Abstract

In this paper we consider the k edge-disjoint paths problem (k-EDP), a generalization of the well-known edge-disjoint paths problem. Given a graph G=(V,E) and a set of terminal pairs (or requests) T, the problem is to find a maximum subset of the pairs in T for which it is possible to select paths such that each pair is connected by k edge-disjoint paths and the paths for different pairs are mutually disjoint. To the best of our knowledge, no nontrivial result is known for this problem for k>1. To measure the performance of our algorithms we will use the recently introduced flow number F of a graph. This parameter is known to satisfy F=O(\Delta \alpha^-1 \log n), where \Delta is the maximum degree and \alpha is the edge expansion of G. We show that a simple, greedy online algorithm achieves a competitive ratio of O(k^3 \cdot F) which naturally extends the best known bound of O(F) for k=1 to higher $k$. To get this bound, we introduce a new method of converting a system of k disjoint paths into a system of k length-bounded disjoint paths.
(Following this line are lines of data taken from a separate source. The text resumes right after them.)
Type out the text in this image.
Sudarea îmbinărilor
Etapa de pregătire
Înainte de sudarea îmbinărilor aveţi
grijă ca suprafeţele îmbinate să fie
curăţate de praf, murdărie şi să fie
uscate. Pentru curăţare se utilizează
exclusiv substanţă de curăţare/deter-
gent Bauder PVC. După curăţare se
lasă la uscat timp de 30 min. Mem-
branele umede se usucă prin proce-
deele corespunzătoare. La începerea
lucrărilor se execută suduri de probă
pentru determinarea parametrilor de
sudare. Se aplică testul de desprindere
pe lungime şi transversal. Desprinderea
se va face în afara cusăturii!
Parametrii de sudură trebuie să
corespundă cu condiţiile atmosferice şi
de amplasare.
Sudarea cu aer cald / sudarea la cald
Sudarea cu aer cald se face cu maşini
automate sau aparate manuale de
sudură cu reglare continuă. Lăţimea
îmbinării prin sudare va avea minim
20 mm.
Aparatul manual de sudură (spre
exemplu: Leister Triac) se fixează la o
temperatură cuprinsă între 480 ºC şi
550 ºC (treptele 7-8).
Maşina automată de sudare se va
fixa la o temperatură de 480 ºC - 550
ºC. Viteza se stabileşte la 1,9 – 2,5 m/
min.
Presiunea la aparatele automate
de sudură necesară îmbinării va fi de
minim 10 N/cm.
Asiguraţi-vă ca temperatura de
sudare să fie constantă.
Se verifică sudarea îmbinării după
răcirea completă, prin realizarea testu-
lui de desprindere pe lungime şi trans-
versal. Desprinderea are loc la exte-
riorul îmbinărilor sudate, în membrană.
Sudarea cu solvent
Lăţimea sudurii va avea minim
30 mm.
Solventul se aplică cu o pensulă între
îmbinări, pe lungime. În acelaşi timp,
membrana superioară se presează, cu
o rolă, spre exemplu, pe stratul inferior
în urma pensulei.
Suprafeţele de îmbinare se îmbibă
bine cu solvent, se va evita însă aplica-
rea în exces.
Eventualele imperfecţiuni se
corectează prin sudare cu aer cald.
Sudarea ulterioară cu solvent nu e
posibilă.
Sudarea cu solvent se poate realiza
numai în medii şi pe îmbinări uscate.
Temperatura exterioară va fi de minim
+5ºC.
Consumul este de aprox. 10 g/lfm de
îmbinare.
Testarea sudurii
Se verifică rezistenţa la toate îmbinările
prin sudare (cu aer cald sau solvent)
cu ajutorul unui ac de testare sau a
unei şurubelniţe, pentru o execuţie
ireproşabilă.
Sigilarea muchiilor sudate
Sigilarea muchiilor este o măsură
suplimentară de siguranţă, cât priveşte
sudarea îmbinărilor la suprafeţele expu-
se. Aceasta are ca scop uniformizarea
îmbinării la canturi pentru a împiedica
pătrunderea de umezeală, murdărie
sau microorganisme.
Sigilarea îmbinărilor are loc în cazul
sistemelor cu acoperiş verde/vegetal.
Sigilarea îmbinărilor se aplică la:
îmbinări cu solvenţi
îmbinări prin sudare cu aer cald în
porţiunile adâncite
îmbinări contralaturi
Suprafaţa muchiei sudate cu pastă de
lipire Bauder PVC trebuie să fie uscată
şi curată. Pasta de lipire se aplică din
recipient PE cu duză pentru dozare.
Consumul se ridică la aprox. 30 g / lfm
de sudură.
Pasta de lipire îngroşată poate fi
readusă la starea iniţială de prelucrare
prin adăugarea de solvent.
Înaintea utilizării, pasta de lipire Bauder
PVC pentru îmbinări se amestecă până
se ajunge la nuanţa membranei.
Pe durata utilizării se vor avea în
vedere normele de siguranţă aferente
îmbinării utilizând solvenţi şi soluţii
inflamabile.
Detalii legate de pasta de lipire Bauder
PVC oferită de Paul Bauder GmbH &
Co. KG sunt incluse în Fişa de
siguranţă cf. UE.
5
Also, an almost matching deterministic online lower bound \Omega(k \cdot F) is given.In addition, we study the k disjoint flows problem (k-DFP), which is a generalization of the well-known unsplittable flow problem (UFP). The k-DFP is similar to the k-EDP with the difference that we now consider a graph with edge capacities and the requests can have arbitrary demands d_i. The aim is to find a subset of requests of maximum total demand for which it is possible to select flow paths such that all the capacity constraints are maintained and each selected request with demand d_i is connected by k disjoint paths, each of flow value d_i/k.The k-EDP and k-DFP problems have important applications in fault-tolerant (virtual) circuit switching which plays a key role in optical networks.